The despot’s death changed Pakistan’s political landscape in an instant, ushering the Muslim state into a period of shaky civilian rule, similar to the situation the country finds itself in today.
American, Soviet, Pakistani, Indian and even Israeli intelligence agents are among those blamed for sabotaging the plane.
But now, two decades on, the The Times has reviewed the incident and is able to shed new light on what caused the crash, offering a far more simple explanation for the disaster.

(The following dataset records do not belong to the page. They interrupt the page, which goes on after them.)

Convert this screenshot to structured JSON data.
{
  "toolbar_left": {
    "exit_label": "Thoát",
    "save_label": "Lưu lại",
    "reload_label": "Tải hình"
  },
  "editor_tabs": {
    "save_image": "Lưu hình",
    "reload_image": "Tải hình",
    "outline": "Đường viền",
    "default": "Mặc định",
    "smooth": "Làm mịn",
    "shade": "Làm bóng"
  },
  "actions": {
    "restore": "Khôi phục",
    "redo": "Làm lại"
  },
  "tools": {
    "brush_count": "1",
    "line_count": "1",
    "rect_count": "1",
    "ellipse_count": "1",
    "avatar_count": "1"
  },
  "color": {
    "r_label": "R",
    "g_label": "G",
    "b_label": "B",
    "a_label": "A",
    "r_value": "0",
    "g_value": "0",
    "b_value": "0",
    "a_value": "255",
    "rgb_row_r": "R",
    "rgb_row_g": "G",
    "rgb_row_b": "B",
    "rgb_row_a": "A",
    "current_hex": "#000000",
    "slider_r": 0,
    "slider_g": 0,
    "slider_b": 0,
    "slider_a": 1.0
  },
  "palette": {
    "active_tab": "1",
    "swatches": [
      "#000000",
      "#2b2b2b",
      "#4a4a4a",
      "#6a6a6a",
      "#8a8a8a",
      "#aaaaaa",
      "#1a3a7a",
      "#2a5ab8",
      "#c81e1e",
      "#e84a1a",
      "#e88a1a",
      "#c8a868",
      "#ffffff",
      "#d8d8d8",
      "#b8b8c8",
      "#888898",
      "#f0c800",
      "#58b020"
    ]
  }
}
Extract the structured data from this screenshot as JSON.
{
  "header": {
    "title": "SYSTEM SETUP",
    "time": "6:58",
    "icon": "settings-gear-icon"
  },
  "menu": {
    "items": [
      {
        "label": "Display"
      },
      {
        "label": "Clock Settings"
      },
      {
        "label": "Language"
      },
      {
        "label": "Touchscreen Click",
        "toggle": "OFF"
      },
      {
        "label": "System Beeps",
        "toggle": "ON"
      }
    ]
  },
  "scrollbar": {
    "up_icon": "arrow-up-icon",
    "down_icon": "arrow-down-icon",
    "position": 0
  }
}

The mystery of how Zia died still captures the imagination. A former Pakistani Air Force officer has just published a novel about the dictator’s death, entitled A Case of Exploding Mangoes. In the book, Mohammed Hanif postulates the popular theory that the crew of the aircraft was incapacitated by VX nerve gas smuggled aboard by a Pakistani intelligence agent. Over the years many possible culprits have been identified for the Zia killing, ranging from the ex-Soviet KGB or the Soviet-backed Afghan Government of the time to Pakistan’s arch-rival, India, and even members of General Zia’s own military.
A former US Ambassador to India was relieved of his post after telling Washington that he believed the Israelis, concerned about Pakistan’s nuclear ambitions, were behind the crash. At least one relative of the US military attaché who was killed in the aircraft blames General Zia’s rival, Benazir Bhutto, who was assassinated at the end of last year.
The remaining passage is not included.